Sun Huanbo, Martius Georg
Autonomous Learning Group, Max Planck Institute for Intelligent Systems, Tübingen, Germany.
Front Neurorobot. 2019 Jul 10;13:51. doi: 10.3389/fnbot.2019.00051. eCollection 2019.
Robust haptic sensation systems are essential for obtaining dexterous robots. Currently, we have solutions for small surface areas, such as fingers, but affordable and robust techniques for covering large areas of an arbitrary 3D surface are still missing. Here, we introduce a general machine learning framework to infer multi-contact haptic forces on a 3D robot's limb surface from internal deformation measured by only a few physical sensors. The general idea of this framework is to predict first the whole surface deformation pattern from the sparsely placed sensors and then to infer number, locations, and force magnitudes of unknown contact points. We show how this can be done even if training data can only be obtained for single-contact points using transfer learning at the example of a modified limb of the Poppy robot. With only 10 strain-gauge sensors we obtain a high accuracy also for multiple-contact points. The method can be applied to arbitrarily shaped surfaces and physical sensor types, as long as training data can be obtained.

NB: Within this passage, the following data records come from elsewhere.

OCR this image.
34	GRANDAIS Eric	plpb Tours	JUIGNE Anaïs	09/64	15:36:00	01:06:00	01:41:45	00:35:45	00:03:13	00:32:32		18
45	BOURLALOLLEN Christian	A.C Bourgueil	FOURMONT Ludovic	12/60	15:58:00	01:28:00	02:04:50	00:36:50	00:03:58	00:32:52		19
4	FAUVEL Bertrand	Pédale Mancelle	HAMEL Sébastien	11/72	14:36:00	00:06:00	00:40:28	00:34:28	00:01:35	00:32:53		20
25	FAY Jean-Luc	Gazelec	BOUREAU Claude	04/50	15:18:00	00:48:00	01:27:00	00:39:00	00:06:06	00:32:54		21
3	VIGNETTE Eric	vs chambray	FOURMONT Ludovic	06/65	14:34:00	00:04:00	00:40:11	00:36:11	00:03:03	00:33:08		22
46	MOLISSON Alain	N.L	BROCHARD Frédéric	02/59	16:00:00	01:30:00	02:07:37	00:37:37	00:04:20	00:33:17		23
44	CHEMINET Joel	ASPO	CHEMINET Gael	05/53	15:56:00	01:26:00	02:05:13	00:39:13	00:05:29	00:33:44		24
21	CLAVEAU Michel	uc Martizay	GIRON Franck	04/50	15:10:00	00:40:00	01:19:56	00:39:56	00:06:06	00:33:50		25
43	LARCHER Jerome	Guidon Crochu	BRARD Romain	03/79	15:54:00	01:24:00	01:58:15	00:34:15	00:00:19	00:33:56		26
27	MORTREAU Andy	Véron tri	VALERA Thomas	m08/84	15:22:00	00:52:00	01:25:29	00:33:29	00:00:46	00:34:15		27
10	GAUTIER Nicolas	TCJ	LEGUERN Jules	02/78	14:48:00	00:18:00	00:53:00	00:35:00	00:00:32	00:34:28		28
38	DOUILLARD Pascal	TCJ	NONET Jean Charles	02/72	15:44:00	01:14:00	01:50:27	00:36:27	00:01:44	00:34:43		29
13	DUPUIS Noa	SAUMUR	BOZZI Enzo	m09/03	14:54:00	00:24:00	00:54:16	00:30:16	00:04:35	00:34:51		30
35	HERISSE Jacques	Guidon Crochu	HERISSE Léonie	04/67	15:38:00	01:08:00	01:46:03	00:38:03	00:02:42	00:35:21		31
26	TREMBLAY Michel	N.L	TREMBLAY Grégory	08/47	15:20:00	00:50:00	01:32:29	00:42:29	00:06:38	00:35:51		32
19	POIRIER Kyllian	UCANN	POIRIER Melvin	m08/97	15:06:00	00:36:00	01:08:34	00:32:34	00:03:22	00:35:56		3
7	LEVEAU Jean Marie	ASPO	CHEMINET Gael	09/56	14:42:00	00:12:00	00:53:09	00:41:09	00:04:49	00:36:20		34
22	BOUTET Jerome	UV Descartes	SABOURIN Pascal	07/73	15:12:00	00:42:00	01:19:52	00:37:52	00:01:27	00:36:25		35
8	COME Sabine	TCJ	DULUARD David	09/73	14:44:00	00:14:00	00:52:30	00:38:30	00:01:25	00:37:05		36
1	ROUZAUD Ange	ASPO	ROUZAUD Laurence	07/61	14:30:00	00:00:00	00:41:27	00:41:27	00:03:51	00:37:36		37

强大的触觉感知系统对于实现灵巧机器人至关重要。目前,我们有针对小表面积(如手指)的解决方案,但仍缺少用于覆盖任意三维表面大面积区域的经济实惠且强大的技术。在此,我们引入一个通用的机器学习框架,以便仅根据少数物理传感器测量的内部变形来推断三维机器人肢体表面上的多接触触觉力。该框架的总体思路是首先从稀疏放置的传感器预测整个表面变形模式,然后推断未知接触点的数量、位置和力的大小。我们展示了即使只能使用迁移学习针对单接触点获取训练数据,在Poppy机器人的改良肢体示例中也能做到这一点。仅使用10个应变片传感器,我们对于多接触点也能获得高精度。只要能够获取训练数据,该方法就可以应用于任意形状的表面和物理传感器类型。